Ces centres répondent aux critères établis par le ministère des Solidarités et de la Santé qui assurent la sécurité des patients. Ils doivent notamment disposer d’une unité de soins intensifs d’hémato-oncologie, d’un service de neurologie et d’un service de réanimation médicale sur place et en permanence.
Les CAR-T cells peuvent en effet provoquer des effets indésirables peu communs. Les équipes soignantes doivent donc être en capacité d’en reconnaître les premiers signes pour réagir efficacement. C’est le cas notamment du « syndrome de libération des cytokines » aussi appelé orage cytokinique, dont les symptômes sont plus ou moins sévères : depuis une forte fièvre pour les cas bénins, jusqu’à une insuffisance respiratoire pour les plus graves. Heureusement, un traitement existe.
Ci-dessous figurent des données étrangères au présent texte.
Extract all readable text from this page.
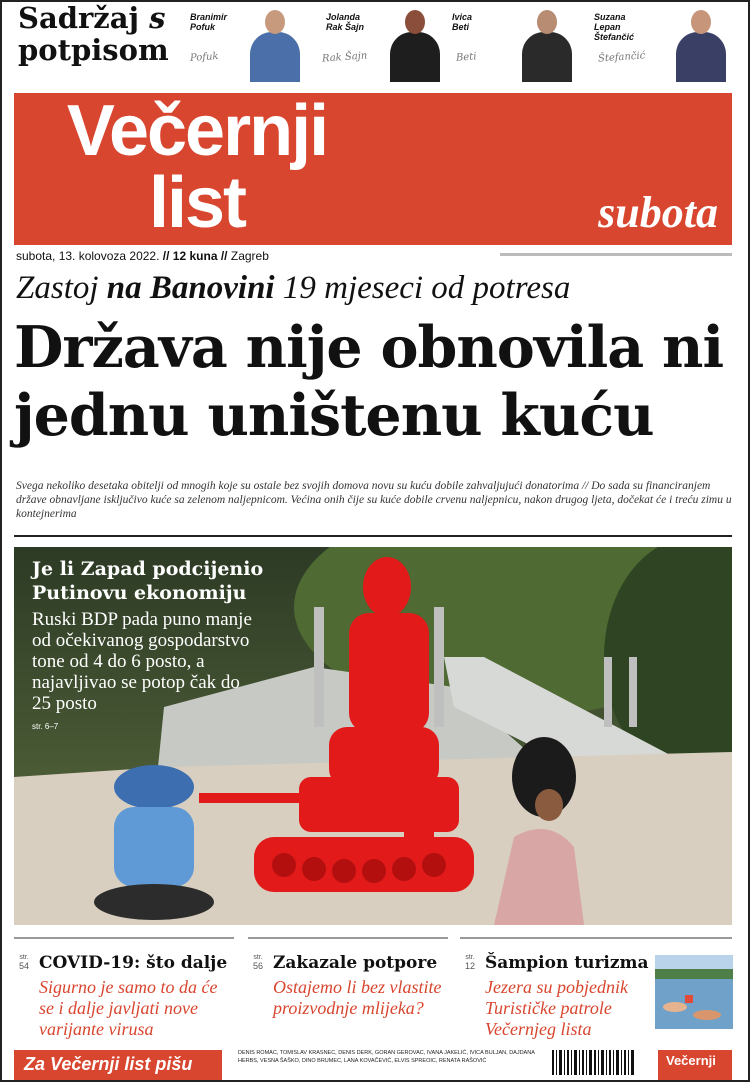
Sadržaj s
potpisom
Branimir
Pofuk
Pofuk
Jolanda
Rak Šajn
Rak Šajn
Ivica
Beti
Beti
Suzana
Lepan
Štefančić
Štefančić
Večernji
list	subota
subota, 13. kolovoza 2022. // 12 kuna // Zagreb
Zastoj na Banovini 19 mjeseci od potresa
Država nije obnovila ni jednu uništenu kuću
Svega nekoliko desetaka obitelji od mnogih koje su ostale bez svojih domova novu su kuću dobile zahvaljujući donatorima // Do sada su financiranjem države obnavljane isključivo kuće sa zelenom naljepnicom. Većina onih čije su kuće dobile crvenu naljepnicu, nakon drugog ljeta, dočekat će i treću zimu u kontejnerima
Je li Zapad podcijenio Putinovu ekonomiju
Ruski BDP pada puno manje od očekivanog gospodarstvo tone od 4 do 6 posto, a najavljivao se potop čak do 25 posto
str. 6–7
str.
54 COVID-19: što dalje
Sigurno je samo to da će se i dalje javljati nove varijante virusa
str.
56 Zakazale potpore
Ostajemo li bez vlastite proizvodnje mlijeka?
str.
12 Šampion turizma
Jezera su pobjednik Turističke patrole Večernjeg lista
Za Večernji list pišu
DENIS ROMAC, TOMISLAV KRASNEC, DENIS DERK, GORAN GEROVAC, IVANA JAKELIĆ, IVICA BULJAN, DAJDANA HERBS, VESNA ŠAŠKO, DINO BRUMEC, LANA KOVAČEVIĆ, ELVIS SPREOIC, RENATA RAŠOVIĆ	Večernji
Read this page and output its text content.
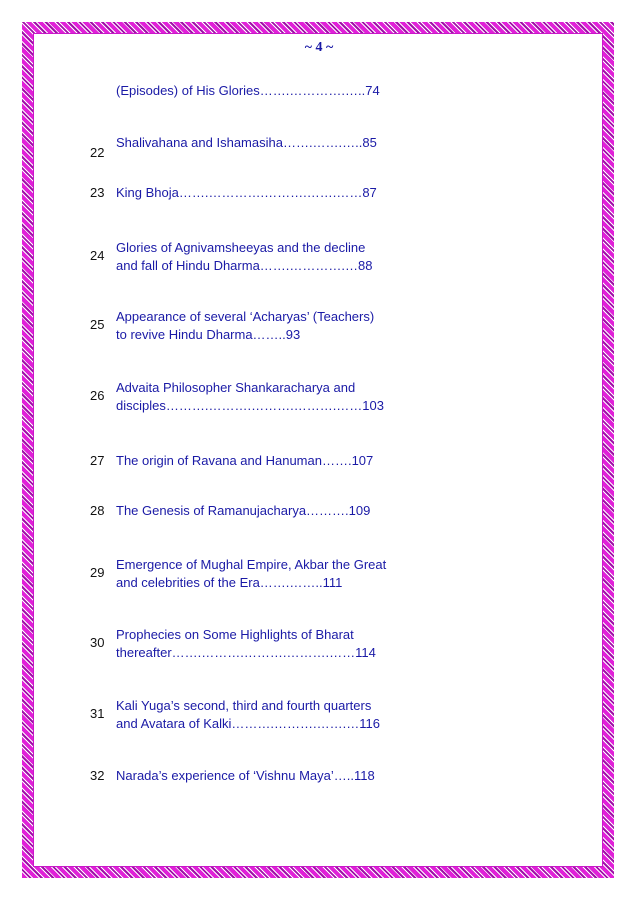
~ 4 ~
(Episodes) of His Glories…….………….…..74
22
Shalivahana and Ishamasiha…….…….…..85
23 King Bhoja…….………….……….…….……87
24
Glories of Agnivamsheeyas and the decline
and fall of Hindu Dharma…….………….…88
25
Appearance of several ‘Acharyas’ (Teachers)
to revive Hindu Dharma……..93
26
Advaita Philosopher Shankaracharya and
disciples……….……….……….……….……103
27 The origin of Ravana and Hanuman…….107
28 The Genesis of Ramanujacharya……….109
29
Emergence of Mughal Empire, Akbar the Great
and celebrities of the Era…….……..111
30
Prophecies on Some Highlights of Bharat
thereafter…….……….……….……….……114
31
Kali Yuga’s second, third and fourth quarters
and Avatara of Kalki……….……….…….…116
32 Narada’s experience of ‘Vishnu Maya’…..118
Des moyens importants doivent donc être mis en œuvre par les hôpitaux pour assurer le suivi et la surveillance des patients pendant les semaines qui suivent l’injection.
Les CAR-T cells en pratique
Et côté patient ? Dans un premier temps, son sang est prélevé par aphérèse pour en isoler les lymphocytes T. Ces derniers sont ensuite envoyés au laboratoire qui les transforme en CAR-T cells. Avant leur administration, le patient reçoit pendant quelques jours une chimiothérapie dite « lymphodéplétive ». Son but : éviter que son système immunitaire ne rejette les CAR-T cells.
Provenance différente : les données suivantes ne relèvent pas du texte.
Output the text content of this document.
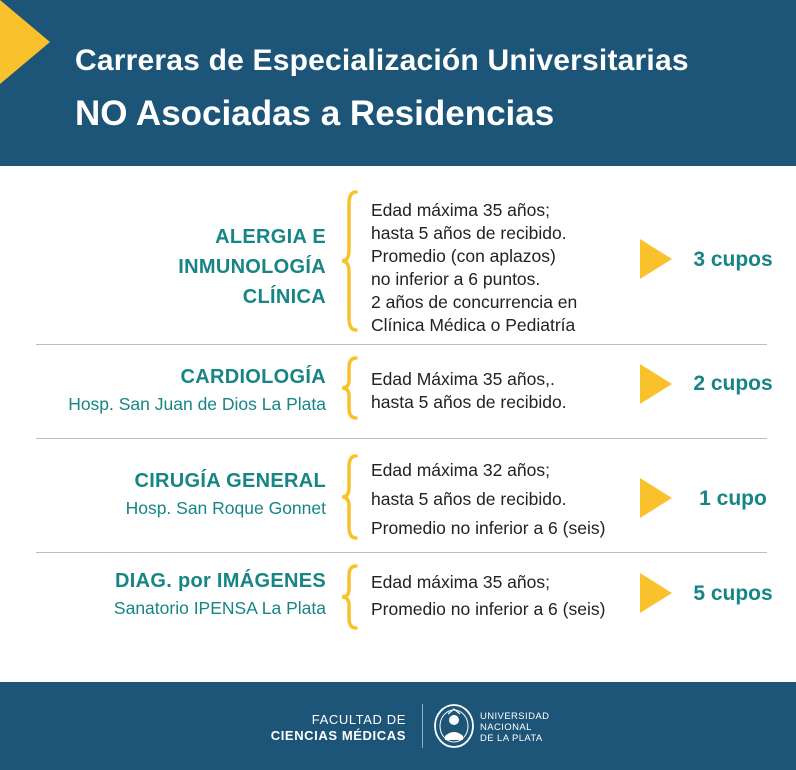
Carreras de Especialización Universitarias
NO Asociadas a Residencias
ALERGIA E
INMUNOLOGÍA
CLÍNICA
Edad máxima 35 años;
hasta 5 años de recibido.
Promedio (con aplazos)
no inferior a 6 puntos.
2 años de concurrencia en
Clínica Médica o Pediatría
3 cupos
CARDIOLOGÍA
Hosp. San Juan de Dios La Plata
Edad Máxima 35 años,.
hasta 5 años de recibido.
2 cupos
CIRUGÍA GENERAL
Hosp. San Roque Gonnet
Edad máxima 32 años;
hasta 5 años de recibido.
Promedio no inferior a 6 (seis)
1 cupo
DIAG. por IMÁGENES
Sanatorio IPENSA La Plata
Edad máxima 35 años;
Promedio no inferior a 6 (seis)
5 cupos
FACULTAD DE
CIENCIAS MÉDICAS
UNIVERSIDAD
NACIONAL
DE LA PLATA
Le traitement par CAR-T cells ne nécessite qu’une seule injection. Toutefois, le patient restera à l’hôpital pour vérifier qu’il ne développe pas d’effets secondaires. En 2022, la durée moyenne d’hospitalisation était de 23,5 jours.
Les CAR-T cells, une thérapie onéreuse
Enfin, reste la question cruciale du prix. Même si le traitement par CAR-T cells ne nécessite qu’une seule injection (a priori), son coût est extrêmement élevé : le prix du Yescarta a ainsi été fixé à 327 000 euros par le Comité économique des produits de santé. Un montant qui s’explique par la complexité de la production qui demande une expertise et des infrastructures spécifiques.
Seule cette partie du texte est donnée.